Our teachers are key to us providing the highest quality education
Following ongoing debate in the media with IES in focus we have answered on a range of points in a piece on the IES Website, this is what we said.
Teachers are the most important factor to ensure that our students are able to go out into life with knowledge and insight. Therefore, it is positive that school issues are always discussed. In recent weeks, part of the debate about schools has considered the rules at Internationella Engelska Skolan, conditions for our international teachers and the work environment. We know that this debate has raised questions and would like to answer some of them.
We offer bilingual teaching of the highest quality and so we recruit teachers who can contribute new knowledge from some of the world's best education programmes, sharing best practice, diversity of experience, and perspectives from both Sweden and the wider world. Approximately 1,000 of our 2,300 teachers have English as their mother tongue.
One of our most important promises is that students should be allowed to learn and that teachers should be allowed to be teachers. We invest a lot in building teams around the student where different specialist competencies work together to create the best learning environment. We have 3,500 employees at our 43 schools, of which 2,300 are teachers. Together with student health teams, after-school educators, librarians and school management, they work every day to create a safe study environment. The fact that each person works with their profession is a guiding principle in our work.
We know from our annual employee survey that IES is a valued workplace and employer. 9 out of 10 staff would recommend IES to others.
At the same time in schools, as in the rest of society, the pandemic is a grim reality that affects operations in depth. The situation in schools is pressured. To ensure students' education, even while many employees are ill or in quarantine, colleagues cover for one another, just as they do in workplaces in all sectors across the country.
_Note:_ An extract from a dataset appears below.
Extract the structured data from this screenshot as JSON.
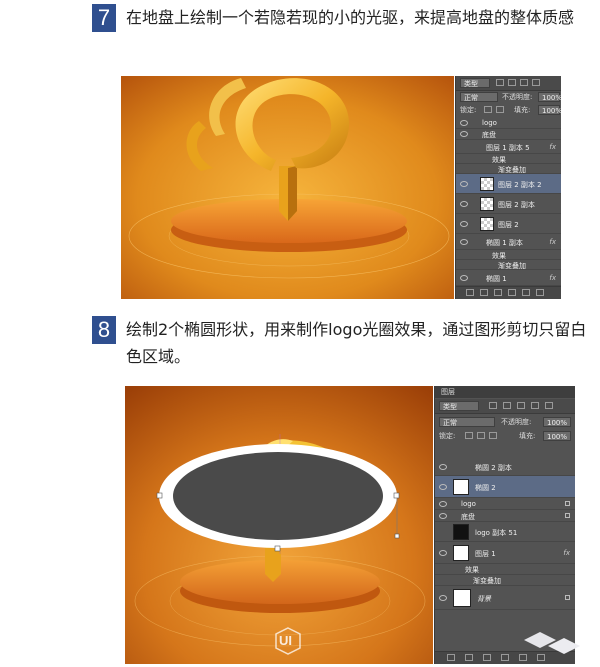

During some time periods, we have had up to fifty percent staff absence at some of our schools, but lessons have continued.
IES’ HR manager Catarina Friborg said: “It has been fantastic to see how colleagues have stood up for each other and tried to create normality for the students in a completely different situation. It has required a lot from everyone and it continues to be tiring.”
In order to maintain a good working environment as far as possible, we obviously have systems and processes in place. We always follow laws and regulations and we follow Almega's collective agreement for independent schools. Here, the employer has the ultimate responsibility. Should it turn out that someone has been treated incorrectly, we always take action.
The work environment is something we create together. IES has a responsibility to ensure that there are systems in place to safeguard that we follow laws and regulations, catch any problems early and remedy them before they have time to grow and have consequences. This work includes an annual employee survey, an independent whistleblower function, ongoing dialogue with the unions locally and centrally, and major investments in leadership.
Ms Friborg said: “Every day school principals ensure that our employees have the right conditions to do their jobs. We are extremely careful when we recruit principals, because we know how important it is to have a leadership that supports and encourages people.”
All IES school leaders have support from other experienced managers and access to further education in a number of areas, such as our core values, student health, labour law, quality, school law and safety. Newly appointed school leaders are also supported through an internal mentorship program. In addition, IES has run a leadership academy for future leaders within the organisation for several years.
“The recruitment of our international teachers takes place primarily through visits to universities in various English-speaking countries. This means that many of the teachers who come to us are relatively young, with the latest in education fresh in their minds. But we also recruit teachers with longer experience,” said Ms Friborg.
IES has a collective agreement and follows rules regarding working hours and remuneration. In addition to annual salary revisions, we make a continual analysis of the salary situation for different salary groups, to ensure a good salary development at an overall level.
IES teachers are on average younger than the national average. 66 percent of IES teachers are under the age of 40, compared with 32 percent in the country. Most of our international teachers come directly from the university and this affects the starting salary. As a whole, we are well in line with the national wage situation.
IES has a staff turnover of 19 percent, which is in line with the rest of the country and significantly lower than other staff-intensive industries. A sign that more people are choosing to stay within IES (and in Swedish schools) is that this figure is also gradually declining.
Ms Friborg added: “Our staff turnover is in line with the rest of the country. Many of our international teachers see it as an opportunity to work abroad for a few years, together with colleagues from other countries. Some return home after a couple of years, others choose to stay longer, which is gratifying.”